L’idée du plateau tournant rassemblant quatre lieux (voir la vidéo ci-dessous) permet également d’apporter une extrême fluidité et d’inclure le principe de fondu enchaîné sur scène : un personnage peut ici débuter son aria dans un des décors puis descendre du plateau. Ce dernier commence alors à faire défiler les pièces et nous montre les autres personnages au même instant, dévoilant parfois les conséquences ou impactes d’une décision sur eux (comme lorsque Servilia s’effondre de chagrin tandis que son frère est condamné). Nous revenons ensuite au décor originel dans lequel le héros chantant remonte pour la reprise du début de son air ainsi que de l’action. Il est également possible aux artistes de changer de pièce dans un même air, apportant un certain naturel et un réalisme qui sort du statisme des mises en scène plus usuelles.
Côté interprétation, il faut admettre que nous oscillons ici entre « bon » et « excellent ». Deux noms se détachent cependant du reste de la troupe : Jacquelyn Wagner et Stéphanie d’Oustrac (qui a également sorti un album de mélodies françaises en octobre dernier). La première campe une Vitellia imposante et complexe, manipulatrice et victime, tandis que la seconde donne vie à un Sextus en proie à ses désirs, totalement tiraillé entre deux amours et deux fidélités : un amour passionnel envers Vitellia et la profonde amitié jusque-là indéfectible envers Titus. Au service de ces jeux d’actrices, deux voix et deux techniques impressionnantes. Les pianissimi de Stéphanie d’Oustrac à l’acte III sont un véritable moment de grâce et l’on se demande comment il est possible de rester aussi audible tout en pénétrant à peine l’air de sa voix, comment à peine effleurer l’oreille tout en y pénétrant efficacement jusqu’au cœur.
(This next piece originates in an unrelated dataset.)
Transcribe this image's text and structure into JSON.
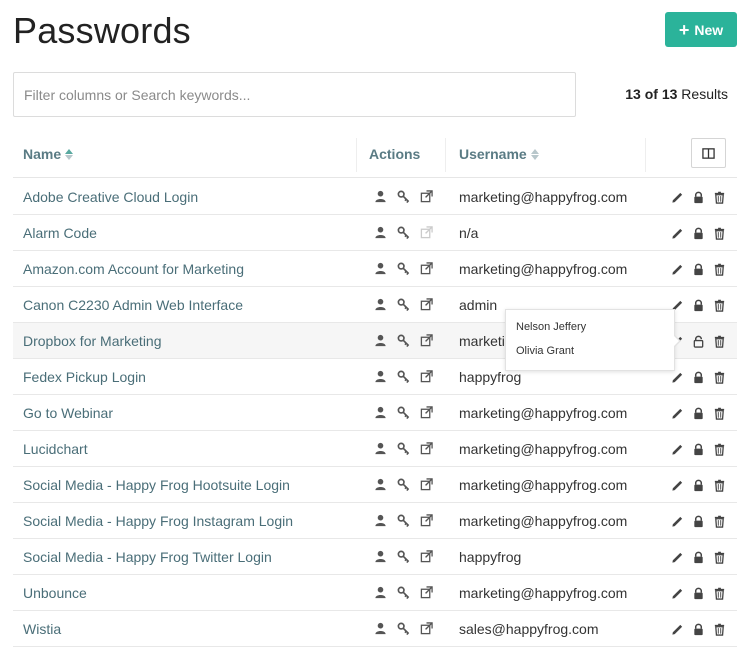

L’indécision et le manque de passion amoureuse (une fois Bérénice à nouveau exilée) sont très bien servis par un Benjamin Bruns qui porte à la scène un Titus étant davantage spectateur de sa vie et acteur de la politique et du devoir. Anna Radziejewska s’investit quant à elle dans le personnage d’Annius malgré une prononciation pas toujours égale dans le rôle de ce jeune homme amoureux et fidèle en amitié, inconscient de la complexité de la vie tout en apparaissant comme les prémices d’un Titus : lui aussi est prêt à renoncer à l’amour par devoir envers son empereur et est fortement lié à Sestus. Enfin, si son timbre de voix et son jeu faisaient d’elle une bourgeoise idéale dans La Chauve-Souris, nous découvrons ici une Chiara Skerath très bonne tragédienne qui ne laisse pas pour autant de côté une certaine légèreté dans les moments qui le permettent. Cependant, bien que cela ne soit absolument pas gênant, il est vrai qu’on ne serait pas contre encore un peu plus de finesse dans l’interprétation scénique de cette Servilia qui nous offre par ailleurs une scène déchirante avec Annius dans le premier acte et un réel investissement dans chacune de ses apparitions.
La direction musicale d’Andreas Spering est elle aussi à relever ici, servant merveilleusement et de façon assez enlevée la partition, restant à l’écoute des interprètes et cherchant à jouer avec eux et non par-dessus eux. Ainsi, nous pouvons entendre les graves de Jacquelyn Wagner grâce à l’orchestre qui prend réellement en compte sa voix. Indubitablement, on sent que les chanteurs peuvent s’appuyer sur leur chef et qu’il est question d’une seule et même équipe entre les musiciens et eux.
Il y aurait encore bien des choses à dire sur cette superbe production aux multiples qualités et dont le final, bien que sans grande surprise, clôt l’opéra pour mieux ouvrir notre réflexion personnelle. Un grand moment que l’on ne peut que vous encourager à vivre, que cela soit à Strasbourg ou à Mulhouse, en espérant également une captation vidéo pour pouvoir revivre ces 2h30 de spectacle intense.